SMS vs Email for Contractor Lead Follow-Up

Updated June 17, 2026

For contractor lead follow-up, SMS converts better for speed and replies — texts see around 98% open rates and are usually read within minutes — while email is better for detailed estimates, scope, and proof. The strongest follow-up uses both: text to open, qualify, and nudge; email to carry the quote, warranty, and reviews.

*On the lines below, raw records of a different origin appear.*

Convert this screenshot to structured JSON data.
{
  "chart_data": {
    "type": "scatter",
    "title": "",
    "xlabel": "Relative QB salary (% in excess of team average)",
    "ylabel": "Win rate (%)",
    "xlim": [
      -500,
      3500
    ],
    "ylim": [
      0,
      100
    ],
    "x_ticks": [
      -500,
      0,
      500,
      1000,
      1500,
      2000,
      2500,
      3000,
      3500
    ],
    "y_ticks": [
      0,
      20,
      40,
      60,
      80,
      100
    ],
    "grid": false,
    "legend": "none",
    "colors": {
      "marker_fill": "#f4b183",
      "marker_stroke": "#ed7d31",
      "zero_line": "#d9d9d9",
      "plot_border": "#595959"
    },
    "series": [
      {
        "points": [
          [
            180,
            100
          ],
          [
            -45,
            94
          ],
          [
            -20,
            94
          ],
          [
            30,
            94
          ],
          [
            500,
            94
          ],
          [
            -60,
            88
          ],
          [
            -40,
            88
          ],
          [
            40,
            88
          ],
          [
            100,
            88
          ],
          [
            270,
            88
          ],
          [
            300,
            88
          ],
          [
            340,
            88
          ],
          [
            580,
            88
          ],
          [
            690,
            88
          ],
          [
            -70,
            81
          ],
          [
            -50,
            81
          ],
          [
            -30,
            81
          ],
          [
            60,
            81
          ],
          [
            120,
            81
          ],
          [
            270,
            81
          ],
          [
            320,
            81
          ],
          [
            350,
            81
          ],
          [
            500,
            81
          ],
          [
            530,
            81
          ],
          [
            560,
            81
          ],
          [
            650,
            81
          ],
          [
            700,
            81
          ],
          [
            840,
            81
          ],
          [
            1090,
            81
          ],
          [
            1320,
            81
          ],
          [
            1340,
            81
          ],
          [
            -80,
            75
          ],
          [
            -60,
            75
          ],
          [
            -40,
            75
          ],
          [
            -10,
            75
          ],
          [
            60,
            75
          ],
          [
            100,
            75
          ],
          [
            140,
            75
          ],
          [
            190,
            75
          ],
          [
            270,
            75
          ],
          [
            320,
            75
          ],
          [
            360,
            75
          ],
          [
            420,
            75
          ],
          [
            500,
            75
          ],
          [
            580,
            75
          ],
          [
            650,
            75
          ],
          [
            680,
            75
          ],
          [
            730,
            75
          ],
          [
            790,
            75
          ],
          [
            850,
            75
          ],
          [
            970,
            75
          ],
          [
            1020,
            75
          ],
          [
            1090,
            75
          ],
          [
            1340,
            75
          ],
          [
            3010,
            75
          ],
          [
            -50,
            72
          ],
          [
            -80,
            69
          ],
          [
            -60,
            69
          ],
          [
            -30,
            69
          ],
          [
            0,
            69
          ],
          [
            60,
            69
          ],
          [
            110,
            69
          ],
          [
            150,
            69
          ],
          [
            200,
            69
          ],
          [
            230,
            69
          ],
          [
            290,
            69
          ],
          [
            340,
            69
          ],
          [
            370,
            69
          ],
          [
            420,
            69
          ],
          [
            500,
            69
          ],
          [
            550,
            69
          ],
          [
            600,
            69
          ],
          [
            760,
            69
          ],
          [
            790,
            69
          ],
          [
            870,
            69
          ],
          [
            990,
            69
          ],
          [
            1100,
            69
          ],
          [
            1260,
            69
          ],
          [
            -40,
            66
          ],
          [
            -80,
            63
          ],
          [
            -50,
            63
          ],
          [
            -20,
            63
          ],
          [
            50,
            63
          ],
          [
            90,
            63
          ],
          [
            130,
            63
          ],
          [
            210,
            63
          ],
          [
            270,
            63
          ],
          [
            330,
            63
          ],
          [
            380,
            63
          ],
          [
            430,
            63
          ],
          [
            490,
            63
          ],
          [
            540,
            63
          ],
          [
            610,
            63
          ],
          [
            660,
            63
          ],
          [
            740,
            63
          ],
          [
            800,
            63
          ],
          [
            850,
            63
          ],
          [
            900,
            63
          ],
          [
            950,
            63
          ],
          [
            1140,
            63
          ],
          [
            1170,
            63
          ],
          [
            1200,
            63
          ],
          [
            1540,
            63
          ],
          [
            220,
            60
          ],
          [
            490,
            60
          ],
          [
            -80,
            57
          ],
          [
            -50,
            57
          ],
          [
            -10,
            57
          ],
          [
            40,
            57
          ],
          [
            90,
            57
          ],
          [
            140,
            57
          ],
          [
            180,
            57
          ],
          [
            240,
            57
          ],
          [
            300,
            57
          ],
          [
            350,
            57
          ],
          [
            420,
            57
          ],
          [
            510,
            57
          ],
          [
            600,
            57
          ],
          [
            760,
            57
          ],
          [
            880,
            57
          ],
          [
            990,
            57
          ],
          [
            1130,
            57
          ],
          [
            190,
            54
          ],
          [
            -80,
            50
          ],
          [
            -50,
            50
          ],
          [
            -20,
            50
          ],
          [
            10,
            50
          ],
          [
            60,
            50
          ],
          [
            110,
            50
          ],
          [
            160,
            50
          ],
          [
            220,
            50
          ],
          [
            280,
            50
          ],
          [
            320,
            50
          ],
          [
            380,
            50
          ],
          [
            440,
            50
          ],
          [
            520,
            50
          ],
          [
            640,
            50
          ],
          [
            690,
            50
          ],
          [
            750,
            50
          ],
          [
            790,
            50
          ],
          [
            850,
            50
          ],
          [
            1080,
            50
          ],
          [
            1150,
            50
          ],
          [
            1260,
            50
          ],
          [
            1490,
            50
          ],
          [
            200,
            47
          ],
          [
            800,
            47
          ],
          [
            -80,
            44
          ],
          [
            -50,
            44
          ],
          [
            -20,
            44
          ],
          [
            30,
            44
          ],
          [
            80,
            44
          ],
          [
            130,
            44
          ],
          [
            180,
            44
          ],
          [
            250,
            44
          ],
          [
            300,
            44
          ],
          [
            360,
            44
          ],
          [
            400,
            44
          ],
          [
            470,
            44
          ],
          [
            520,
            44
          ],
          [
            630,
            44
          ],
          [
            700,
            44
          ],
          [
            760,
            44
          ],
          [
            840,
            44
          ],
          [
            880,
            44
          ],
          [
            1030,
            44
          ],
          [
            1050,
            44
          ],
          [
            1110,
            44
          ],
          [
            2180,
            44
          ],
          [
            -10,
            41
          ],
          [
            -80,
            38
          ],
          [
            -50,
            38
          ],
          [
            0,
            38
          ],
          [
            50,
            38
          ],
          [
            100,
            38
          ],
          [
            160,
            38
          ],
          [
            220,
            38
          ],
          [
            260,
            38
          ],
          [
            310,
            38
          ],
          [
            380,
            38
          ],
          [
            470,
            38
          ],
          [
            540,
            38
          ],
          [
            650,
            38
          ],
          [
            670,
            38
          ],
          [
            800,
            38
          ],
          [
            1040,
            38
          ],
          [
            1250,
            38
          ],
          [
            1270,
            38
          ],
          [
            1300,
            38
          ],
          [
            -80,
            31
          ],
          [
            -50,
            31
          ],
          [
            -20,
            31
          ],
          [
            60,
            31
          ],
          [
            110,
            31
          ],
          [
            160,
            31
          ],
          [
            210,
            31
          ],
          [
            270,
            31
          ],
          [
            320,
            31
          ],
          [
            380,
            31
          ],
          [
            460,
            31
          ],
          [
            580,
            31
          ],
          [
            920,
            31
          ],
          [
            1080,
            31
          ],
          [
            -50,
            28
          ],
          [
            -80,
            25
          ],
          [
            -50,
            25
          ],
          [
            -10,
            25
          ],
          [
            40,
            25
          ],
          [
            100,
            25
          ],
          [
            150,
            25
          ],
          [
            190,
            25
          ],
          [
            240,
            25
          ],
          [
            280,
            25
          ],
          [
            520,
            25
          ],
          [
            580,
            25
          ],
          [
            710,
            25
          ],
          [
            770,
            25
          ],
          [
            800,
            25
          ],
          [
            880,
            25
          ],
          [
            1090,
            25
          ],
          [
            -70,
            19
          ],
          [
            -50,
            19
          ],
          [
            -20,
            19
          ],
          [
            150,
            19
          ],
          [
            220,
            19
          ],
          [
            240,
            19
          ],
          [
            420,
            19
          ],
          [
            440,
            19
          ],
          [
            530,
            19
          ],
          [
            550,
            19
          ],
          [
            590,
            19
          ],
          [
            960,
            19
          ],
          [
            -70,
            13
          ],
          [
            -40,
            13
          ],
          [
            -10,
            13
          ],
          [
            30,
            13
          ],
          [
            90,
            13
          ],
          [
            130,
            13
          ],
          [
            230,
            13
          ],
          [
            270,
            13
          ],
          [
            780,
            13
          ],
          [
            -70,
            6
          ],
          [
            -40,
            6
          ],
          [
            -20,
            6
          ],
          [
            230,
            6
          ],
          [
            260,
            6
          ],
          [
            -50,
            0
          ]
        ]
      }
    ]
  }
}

Contractors debating text versus email for follow-up are usually asking the wrong question. It is not which channel is better overall — it is which channel is better for which job. Text and email have almost opposite strengths, and using one for the other's work is where conversions leak.

This breaks down how the two channels actually perform for home services follow-up, what each is genuinely good at, and how to combine them into a sequence that gets read fast and still carries the detail a real estimate needs.

How the two channels compare

The headline numbers tell most of the story. Text is read fast and answered fast; email gets ignored longer but carries far more. Neither wins outright — they win at different parts of the job.

FactorSMSEmail
Open rate~98%~20%
Typical time to readWithin minutesHours or longer
Reply rateHighLow
Room for detailShort messages onlyFull estimate, scope, proof
Best jobOpen, qualify, nudge, close outSend the quote, warranty, reviews

SMS vs email for home services lead follow-up

Where SMS wins

Text wins anything that depends on speed and a quick reply. Around 98% of texts get opened and most are read within minutes, which is exactly what the 5-minute response window demands. A homeowner who would let an email sit until evening will glance at a text on a job site or in a parking lot.

That makes SMS the right channel for the opening touch, qualifying questions, scheduling, and gentle nudges. “Got your request — are you free Thursday morning for a quick look?” gets a one-word reply and a booked slot far faster than the same message in an email subject line.

Where email wins

Email earns its place the moment there is something substantial to deliver. A line-item estimate, a scope of work, warranty terms, before-and-after photos, financing options — none of that fits a text, and homeowners expect to receive it in writing they can save and forward.

Email is also the right channel when a decision involves a spouse or partner, because it is easy to forward and review together. The detailed quote lives in email; the prompts that get it read and acted on live in text.

Using both in one sequence

The winning pattern is to let each channel do its job: send the formal estimate by email, then confirm and drive replies by text. A homeowner gets the full quote in their inbox and a short text that says “Just sent your estimate — anything you want me to walk through?” The email carries the weight; the text gets it opened.

BILT for home services runs both channels from one sequence automatically — the estimate goes out by email, the confirmation and nudges go out by text, replies on either channel pause the automation and route to you, and an AI follow-up keeps the thread moving. You stop choosing between speed and detail and get both.

Frequently asked

Is text or email better for following up with leads?

Text is better for speed and getting replies — around 98% open rates and read within minutes — while email is better for sending the detailed estimate, scope, and proof. The best follow-up uses both: text to open and nudge, email to carry the quote.

What is the open rate for SMS versus email?

SMS open rates run around 98% with most texts read within minutes, while marketing email open rates average closer to 20% and are often read hours later. That speed gap is why text is the better channel for time-sensitive follow-up.

Should I send my estimate by text or email?

Send the detailed estimate by email so the homeowner has it in writing to save and forward, then send a short text letting them know it arrived. The email carries the detail; the text makes sure they actually open it.

Do I need the customer's permission to text them?

Yes. Get consent before texting and honor opt-outs, since business texting is regulated. The simplest approach is to confirm a mobile number and permission when the lead comes in, then include an easy opt-out in your messages.

The takeaway

Stop treating SMS and email as competitors. Text wins speed and replies with ~98% open rates; email wins detail, proof, and anything a homeowner needs to save or share. Run both in one sequence — email carries the estimate, text gets it opened and answered — and automate the handoff so every lead gets the right message on the right channel without you managing two inboxes.